MCH/Title V Funding for Gap-Filling Health Care Services to MCH Populations
Tennessee continues to use MCH/Title V funding to provide gap-filling services to MCH populations. Examples include:
Children’s Special Services: MCH/Title V funding supports care coordination as well as reimbursement for direct services (inpatient/outpatient hospitalizations, physician office visits, laboratory testing, medications, supplies, durable medical equipment, and therapies). Payment for medical services is available for children with a chronic physical diagnosis whose family income is at or below 200% of the federal poverty level. in 2017, CSS piloted increasing the income eligibility to 225% of federally poverty level in one region successfully. As of January 1, 2020, income eligibility has increased to 225% statewide.

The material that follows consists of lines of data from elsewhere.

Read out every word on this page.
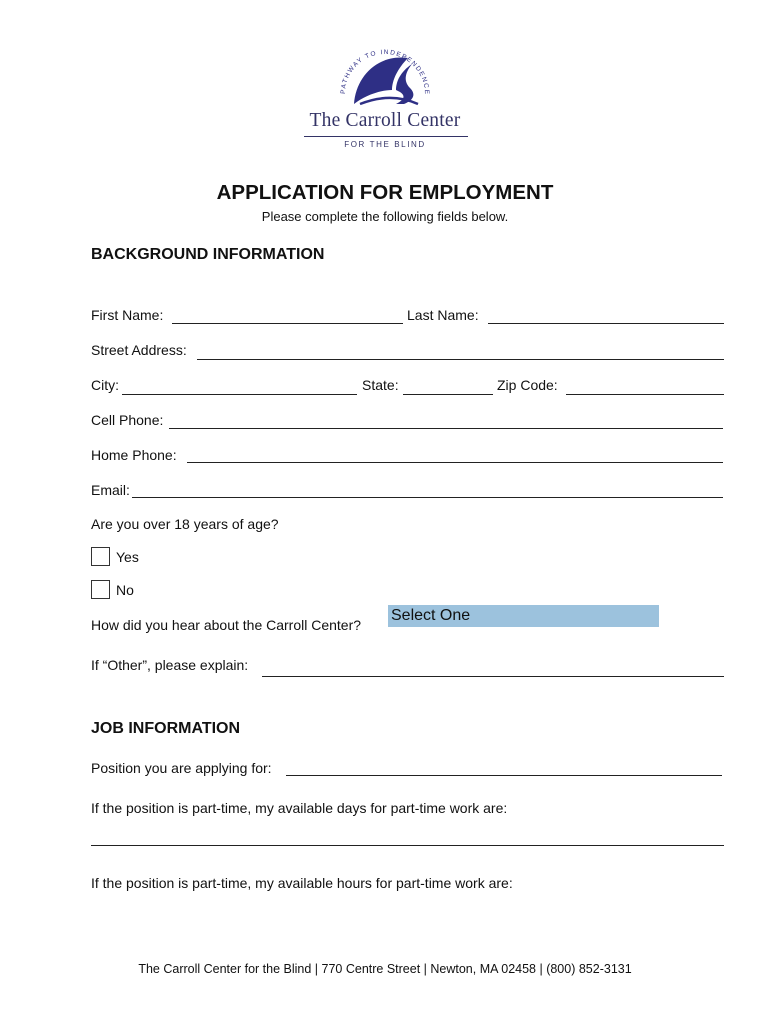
PATHWAY TO INDEPENDENCE
The Carroll Center
FOR THE BLIND
APPLICATION FOR EMPLOYMENT
Please complete the following fields below.
BACKGROUND INFORMATION
First Name:	Last Name:
Street Address:
City:	State:	Zip Code:
Cell Phone:
Home Phone:
Email:
Are you over 18 years of age?
Yes
No
How did you hear about the Carroll Center?
Select One
If “Other”, please explain:
JOB INFORMATION
Position you are applying for:
If the position is part-time, my available days for part-time work are:
If the position is part-time, my available hours for part-time work are:
The Carroll Center for the Blind | 770 Centre Street | Newton, MA 02458 | (800) 852-3131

Breast and Cervical Cancer Screening: MCH/Title V funding is used to support screening and diagnostic services for uninsured or underinsured women at or below 250% of the federal poverty level. This funding augments other federal funding (CDC) as well as dedicated state appropriations and funding from the Susan G. Komen Foundation.
Family Planning: MCH/Title V funding augments federal Title X funding, state appropriations, and patient billing collections. In CY 2020, 70% of individuals served through the program were at or below 100% of the federal poverty level and 96% were at or below 250% of the federal poverty level.
EPSDT: MCH/Title V funding provides funding for EPSDT visits for uninsured children in local health departments. Likewise, children seen in WIC, immunization clinic, or adolescents in family planning clinics are offered EPSDT services if desired by the family in cooperation with TennCare to increase screening rates across the state. TDH provided 31,453 of TennCare EPSDT visits in the state in CY 2020. TennCare, TDH, and the MCOs share data to outreach to target counties to increase adherence to the AAP periodicity schedule. TDH is enhancing efforts to connect EPSDT visits to the medical home via CHANT pathways.